Sports Direct to close landmark House of Fraser store in Manchester

Saman Javed
The Deansgate store is thought to have a rent of more than £4m a year: Reuters

The landmark House of Fraser store in Manchester is to be closed after talks between its new owner, Sports Direct, and the building’s landlord failed to negotiate a new rent deal.

The closure of the 182-year-old store, known by locals as “Kendal’s” from the days when the shop was owned by Kendal, Milne & Faulkner, will result in the loss of more than 160 jobs.

Staff were told in a meeting on Friday morning that the store would trade through the Christmas period before shutting its doors on 28 January.

The move comes after Sports Direct owner Mike Ashley took over House of Fraser earlier this year in a £90m deal that saved the department store from going into administration.

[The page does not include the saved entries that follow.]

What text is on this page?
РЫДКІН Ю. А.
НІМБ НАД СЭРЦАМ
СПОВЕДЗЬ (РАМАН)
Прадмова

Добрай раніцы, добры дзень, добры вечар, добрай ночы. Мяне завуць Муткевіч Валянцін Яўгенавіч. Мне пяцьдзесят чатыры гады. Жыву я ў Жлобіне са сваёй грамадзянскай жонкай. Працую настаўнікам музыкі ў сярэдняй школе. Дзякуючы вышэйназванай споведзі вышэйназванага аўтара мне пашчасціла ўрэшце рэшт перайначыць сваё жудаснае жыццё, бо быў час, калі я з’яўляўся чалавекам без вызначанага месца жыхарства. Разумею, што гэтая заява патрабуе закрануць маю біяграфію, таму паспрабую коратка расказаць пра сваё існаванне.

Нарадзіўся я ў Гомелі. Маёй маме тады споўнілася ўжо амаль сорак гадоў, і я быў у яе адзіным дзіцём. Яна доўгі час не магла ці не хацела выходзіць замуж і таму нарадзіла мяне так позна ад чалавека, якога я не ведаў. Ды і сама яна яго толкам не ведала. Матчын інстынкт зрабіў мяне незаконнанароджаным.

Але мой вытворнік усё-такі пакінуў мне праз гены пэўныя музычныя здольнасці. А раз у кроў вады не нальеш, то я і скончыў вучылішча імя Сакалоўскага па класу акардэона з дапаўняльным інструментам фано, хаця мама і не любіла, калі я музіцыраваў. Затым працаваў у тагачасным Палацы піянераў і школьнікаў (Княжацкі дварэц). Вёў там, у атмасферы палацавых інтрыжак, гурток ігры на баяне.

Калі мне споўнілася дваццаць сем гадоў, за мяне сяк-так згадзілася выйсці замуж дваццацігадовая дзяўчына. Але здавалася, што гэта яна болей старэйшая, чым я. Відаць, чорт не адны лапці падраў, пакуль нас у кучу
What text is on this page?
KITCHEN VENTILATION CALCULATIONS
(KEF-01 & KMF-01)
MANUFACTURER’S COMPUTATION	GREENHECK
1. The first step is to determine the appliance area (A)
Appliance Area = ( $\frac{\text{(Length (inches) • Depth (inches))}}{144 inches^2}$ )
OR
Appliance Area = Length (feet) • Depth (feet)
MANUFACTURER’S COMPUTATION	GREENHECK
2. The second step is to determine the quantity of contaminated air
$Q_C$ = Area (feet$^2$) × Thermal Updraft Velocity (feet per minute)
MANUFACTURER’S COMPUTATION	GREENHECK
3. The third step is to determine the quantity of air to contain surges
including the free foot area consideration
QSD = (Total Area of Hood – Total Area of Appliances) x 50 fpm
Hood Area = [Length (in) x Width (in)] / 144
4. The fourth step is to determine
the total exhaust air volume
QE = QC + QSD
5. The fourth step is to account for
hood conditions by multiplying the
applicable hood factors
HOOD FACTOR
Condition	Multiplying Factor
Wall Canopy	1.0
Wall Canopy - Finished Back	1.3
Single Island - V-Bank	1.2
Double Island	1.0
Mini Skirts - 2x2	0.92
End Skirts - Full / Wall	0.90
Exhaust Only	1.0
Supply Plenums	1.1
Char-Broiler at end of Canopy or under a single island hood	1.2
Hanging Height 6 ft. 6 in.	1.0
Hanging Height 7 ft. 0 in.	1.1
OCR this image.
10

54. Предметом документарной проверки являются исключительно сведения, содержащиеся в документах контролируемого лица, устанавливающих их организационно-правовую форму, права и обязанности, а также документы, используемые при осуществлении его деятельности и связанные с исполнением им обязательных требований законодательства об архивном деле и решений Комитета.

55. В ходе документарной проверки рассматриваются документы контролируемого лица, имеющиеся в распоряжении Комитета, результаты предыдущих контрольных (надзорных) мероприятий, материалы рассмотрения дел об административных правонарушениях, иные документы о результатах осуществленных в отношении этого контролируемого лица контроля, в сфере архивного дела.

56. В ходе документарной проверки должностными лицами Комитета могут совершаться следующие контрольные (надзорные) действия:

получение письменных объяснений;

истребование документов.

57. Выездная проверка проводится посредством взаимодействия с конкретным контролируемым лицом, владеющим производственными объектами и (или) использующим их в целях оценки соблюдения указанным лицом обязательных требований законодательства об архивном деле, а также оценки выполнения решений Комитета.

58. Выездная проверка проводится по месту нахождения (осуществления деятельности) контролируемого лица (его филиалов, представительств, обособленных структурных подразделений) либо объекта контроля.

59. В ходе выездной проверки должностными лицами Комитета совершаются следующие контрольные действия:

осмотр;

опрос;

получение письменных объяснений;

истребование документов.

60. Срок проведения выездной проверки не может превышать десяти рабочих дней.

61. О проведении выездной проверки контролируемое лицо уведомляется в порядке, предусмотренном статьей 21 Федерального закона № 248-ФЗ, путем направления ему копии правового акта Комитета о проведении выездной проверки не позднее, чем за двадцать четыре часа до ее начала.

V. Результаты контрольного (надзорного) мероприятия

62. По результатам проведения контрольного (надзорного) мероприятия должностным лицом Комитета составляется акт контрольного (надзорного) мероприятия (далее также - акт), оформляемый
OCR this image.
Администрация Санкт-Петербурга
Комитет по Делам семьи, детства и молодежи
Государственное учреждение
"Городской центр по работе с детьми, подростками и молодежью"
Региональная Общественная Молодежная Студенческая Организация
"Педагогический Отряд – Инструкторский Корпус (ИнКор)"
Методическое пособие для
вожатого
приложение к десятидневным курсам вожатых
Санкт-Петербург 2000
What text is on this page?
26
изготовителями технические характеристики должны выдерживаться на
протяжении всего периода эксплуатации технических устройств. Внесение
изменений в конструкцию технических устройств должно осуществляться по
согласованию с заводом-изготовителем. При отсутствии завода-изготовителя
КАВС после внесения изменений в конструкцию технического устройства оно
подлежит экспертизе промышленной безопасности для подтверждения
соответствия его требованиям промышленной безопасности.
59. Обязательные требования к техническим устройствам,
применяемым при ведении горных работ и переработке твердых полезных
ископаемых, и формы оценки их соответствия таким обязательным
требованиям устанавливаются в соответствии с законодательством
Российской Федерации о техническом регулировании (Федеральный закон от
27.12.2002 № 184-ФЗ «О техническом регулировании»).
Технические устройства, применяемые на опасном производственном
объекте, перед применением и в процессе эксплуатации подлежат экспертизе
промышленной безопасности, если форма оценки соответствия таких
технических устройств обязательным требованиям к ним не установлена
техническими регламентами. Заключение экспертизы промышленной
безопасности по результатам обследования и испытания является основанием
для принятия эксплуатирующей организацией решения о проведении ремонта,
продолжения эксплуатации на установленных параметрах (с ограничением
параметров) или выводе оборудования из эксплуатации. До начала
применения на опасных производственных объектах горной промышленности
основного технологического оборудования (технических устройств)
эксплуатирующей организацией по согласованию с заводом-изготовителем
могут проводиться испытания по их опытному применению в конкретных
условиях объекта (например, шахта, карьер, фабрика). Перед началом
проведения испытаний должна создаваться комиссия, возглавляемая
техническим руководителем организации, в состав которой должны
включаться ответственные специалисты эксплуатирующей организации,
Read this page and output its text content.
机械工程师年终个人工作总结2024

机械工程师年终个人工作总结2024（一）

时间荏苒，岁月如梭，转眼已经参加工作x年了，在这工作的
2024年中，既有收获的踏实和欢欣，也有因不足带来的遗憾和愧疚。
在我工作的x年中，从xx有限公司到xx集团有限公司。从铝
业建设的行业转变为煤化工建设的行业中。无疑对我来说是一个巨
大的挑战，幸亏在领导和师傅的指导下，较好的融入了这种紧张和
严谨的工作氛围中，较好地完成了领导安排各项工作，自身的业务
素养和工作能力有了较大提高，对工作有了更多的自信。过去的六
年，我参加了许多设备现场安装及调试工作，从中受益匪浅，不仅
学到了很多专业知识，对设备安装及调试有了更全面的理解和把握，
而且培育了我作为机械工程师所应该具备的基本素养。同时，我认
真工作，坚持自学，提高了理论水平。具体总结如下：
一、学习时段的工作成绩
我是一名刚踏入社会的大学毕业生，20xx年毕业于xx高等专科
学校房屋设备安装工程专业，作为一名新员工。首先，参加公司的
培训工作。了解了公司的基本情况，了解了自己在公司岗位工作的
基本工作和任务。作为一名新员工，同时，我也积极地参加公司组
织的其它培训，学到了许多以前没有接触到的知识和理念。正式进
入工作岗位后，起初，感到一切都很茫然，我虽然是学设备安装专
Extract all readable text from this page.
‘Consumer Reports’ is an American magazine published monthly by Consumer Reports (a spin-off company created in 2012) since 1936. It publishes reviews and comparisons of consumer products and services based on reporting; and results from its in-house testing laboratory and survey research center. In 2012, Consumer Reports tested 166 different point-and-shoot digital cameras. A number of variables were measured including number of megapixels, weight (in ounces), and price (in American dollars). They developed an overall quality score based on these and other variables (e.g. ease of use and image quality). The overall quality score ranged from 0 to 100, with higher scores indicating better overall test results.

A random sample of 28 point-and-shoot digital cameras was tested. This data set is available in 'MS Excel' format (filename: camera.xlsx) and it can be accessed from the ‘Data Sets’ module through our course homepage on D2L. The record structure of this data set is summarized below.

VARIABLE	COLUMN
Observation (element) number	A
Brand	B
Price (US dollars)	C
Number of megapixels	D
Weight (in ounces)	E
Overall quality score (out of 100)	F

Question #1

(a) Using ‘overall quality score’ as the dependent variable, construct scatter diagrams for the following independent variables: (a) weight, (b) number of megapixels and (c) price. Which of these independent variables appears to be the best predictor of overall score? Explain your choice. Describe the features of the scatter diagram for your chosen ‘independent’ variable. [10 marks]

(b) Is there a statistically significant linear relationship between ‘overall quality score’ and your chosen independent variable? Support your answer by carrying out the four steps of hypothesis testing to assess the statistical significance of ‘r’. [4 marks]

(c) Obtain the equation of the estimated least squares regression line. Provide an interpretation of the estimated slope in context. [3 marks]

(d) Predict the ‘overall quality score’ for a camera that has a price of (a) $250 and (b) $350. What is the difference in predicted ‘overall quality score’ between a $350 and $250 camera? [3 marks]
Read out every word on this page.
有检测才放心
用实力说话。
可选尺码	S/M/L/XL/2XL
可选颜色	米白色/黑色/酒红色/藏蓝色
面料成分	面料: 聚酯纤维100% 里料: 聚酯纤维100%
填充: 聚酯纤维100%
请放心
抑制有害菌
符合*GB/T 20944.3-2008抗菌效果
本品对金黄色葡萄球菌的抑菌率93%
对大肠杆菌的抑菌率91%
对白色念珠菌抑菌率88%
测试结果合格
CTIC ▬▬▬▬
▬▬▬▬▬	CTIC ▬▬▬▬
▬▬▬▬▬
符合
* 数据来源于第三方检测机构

Employees learnt of the store closure in a meeting they thought had been called to discuss Christmas opening hours.

A spokesman for House of Fraser said it had explored various options and blamed the landlord for rebuffing the suggestions.

“We have suggested various options to the landlord that would have enabled us to save the store in Manchester. Sadly, these have been declined.

“We are now in consultation with staff about the fact that the store faces closure in the New Year.”

The landmark store, which is thought to have a rent of more than £4m a year, is a favourite among locals and employees, who took to Twitter to express their disappointment at the news of its closure.

The managing director of the San Carlo Group, Marcello Distefano, whose Cicchetti restaurant is based within the store, described the decision as a “very sad loss for the city”.

An employee, Dean Anderson, said the store “is a family” and called for support for a campaign to stop the closure.

Efforts to stop the closure are already under way. Manchester councillors William Jeavons and Patrick Karney have launched a #SaveKendals campaign after visiting the store and speaking to staff who are set to lose their jobs.

Leader of Manchester City Council, Sir Richard Leese, said the council “will do everything it can to try and save the store and the 160 jobs that go with it”.